Finding communities on graphs

Albert De La Fuente Vigliotti

Some months before I had to import a quite big list of use cases, relationships and requirements data into Enterprise Architect for a project. Of course I didn’t do that manually, so I made a hack to do that automatically. Recently I had a new task to accomplish, to split into groups that use case list by their relationships, and once again I thought about doing it automatically since I already have the data structures available and then, I decided: let’s play a little bit with the data 8-).

Since I’m not very familiarized with the use case data itself I looked up for a way on how to apply for the same concepts on other areas, and then I came up making some experiments with my Facebook and LinkedIn networks. I learned many things and the results were really interesting.

I first started with my Facebook contacts and this was the initial result

Afterward I applied a community detection algorithm (Louvain) with a specific parameter and I could identify 63 groups / communities.

Can you see them? Well… neither do I… So I applied a atlas layout algorithm so it’s visually friendly, and this is the result

It’s interesting to notice that about 46% of my contacts are within the three biggest groups (20.77%, 14.46% and 12.52%). There are also contacts (that multicolored group in the middle) that I couldn’t retrieve their connections (probably because a privacy setting). Of course the graphics generated are anonymized, but I’m able to identify each group, for instance the bottom middle blue group are my last job work European colleagues. The top right cyan group are some friends from FLOSS communities. Pretty cool, huh?

On the other hand getting the Linkedin results wasn’t that straightforward I had to deal with oauth and the LinkedIn API webservice directly within python. This are the results of my LinkedIn network.
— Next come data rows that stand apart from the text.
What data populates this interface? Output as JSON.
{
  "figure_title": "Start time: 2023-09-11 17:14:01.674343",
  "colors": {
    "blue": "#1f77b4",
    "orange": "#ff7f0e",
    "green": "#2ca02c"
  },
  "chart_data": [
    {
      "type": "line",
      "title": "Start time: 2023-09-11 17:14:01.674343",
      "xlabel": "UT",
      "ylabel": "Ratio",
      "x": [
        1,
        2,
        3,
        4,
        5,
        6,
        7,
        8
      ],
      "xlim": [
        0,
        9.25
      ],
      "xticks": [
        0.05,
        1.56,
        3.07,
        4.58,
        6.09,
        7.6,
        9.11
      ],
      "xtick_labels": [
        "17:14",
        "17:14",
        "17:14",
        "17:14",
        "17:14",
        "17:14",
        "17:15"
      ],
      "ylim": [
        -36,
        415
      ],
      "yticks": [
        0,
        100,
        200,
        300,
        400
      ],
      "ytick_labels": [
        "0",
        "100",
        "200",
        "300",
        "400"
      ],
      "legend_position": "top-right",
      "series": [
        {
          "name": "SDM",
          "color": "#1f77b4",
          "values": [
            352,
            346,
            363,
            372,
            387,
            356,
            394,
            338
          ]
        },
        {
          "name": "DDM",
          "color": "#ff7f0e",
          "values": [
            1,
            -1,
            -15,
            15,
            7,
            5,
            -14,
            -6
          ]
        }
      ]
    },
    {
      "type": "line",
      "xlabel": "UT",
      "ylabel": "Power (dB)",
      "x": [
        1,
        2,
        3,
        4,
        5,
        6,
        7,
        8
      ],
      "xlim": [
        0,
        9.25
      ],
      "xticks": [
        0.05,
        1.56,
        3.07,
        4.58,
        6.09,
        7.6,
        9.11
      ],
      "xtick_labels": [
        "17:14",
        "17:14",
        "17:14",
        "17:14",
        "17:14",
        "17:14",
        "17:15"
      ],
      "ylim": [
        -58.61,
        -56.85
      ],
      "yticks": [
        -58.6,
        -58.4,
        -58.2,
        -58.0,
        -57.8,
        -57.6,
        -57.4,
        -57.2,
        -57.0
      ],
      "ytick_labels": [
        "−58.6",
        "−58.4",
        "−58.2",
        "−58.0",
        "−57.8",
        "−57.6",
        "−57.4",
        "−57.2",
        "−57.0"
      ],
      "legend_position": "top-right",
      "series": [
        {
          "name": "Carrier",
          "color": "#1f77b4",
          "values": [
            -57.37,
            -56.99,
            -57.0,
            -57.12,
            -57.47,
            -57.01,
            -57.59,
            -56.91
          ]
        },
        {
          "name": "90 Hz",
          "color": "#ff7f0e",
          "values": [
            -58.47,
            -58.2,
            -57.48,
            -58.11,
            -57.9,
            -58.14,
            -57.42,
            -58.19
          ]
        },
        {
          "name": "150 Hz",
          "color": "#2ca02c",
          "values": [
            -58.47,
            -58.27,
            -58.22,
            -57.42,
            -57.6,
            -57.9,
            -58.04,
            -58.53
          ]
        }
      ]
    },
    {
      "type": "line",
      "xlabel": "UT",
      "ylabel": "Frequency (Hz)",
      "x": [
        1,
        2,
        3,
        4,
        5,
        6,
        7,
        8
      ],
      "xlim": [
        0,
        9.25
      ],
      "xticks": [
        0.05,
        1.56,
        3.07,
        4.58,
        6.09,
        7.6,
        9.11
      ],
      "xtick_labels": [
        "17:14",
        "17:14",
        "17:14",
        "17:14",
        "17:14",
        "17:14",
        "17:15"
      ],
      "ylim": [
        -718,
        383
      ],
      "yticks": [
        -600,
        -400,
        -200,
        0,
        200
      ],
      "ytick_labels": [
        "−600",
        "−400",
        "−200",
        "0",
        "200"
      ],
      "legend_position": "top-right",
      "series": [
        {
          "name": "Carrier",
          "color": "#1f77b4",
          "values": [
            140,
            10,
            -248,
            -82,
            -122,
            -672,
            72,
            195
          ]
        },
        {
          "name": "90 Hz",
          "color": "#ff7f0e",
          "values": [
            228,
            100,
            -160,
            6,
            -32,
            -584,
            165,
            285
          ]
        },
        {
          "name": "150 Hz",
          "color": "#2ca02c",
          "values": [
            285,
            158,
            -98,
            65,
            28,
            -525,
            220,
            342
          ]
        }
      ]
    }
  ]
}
Some notable groups at first were: bottom left cyan group are again my last work European colleagues, and green my last work Latin America colleagues.

Conclusions #

This is an amazingly powerful analytics tool that could be used in many areas, probably the most notable (nowadays) are marketing and social networking. At the same time it’s quite scary to see how our privacy goes away, I don’t think it would be hard to track somebody having the right information. If I could do this by just examining the relationships imagine what could be possible with some extra data.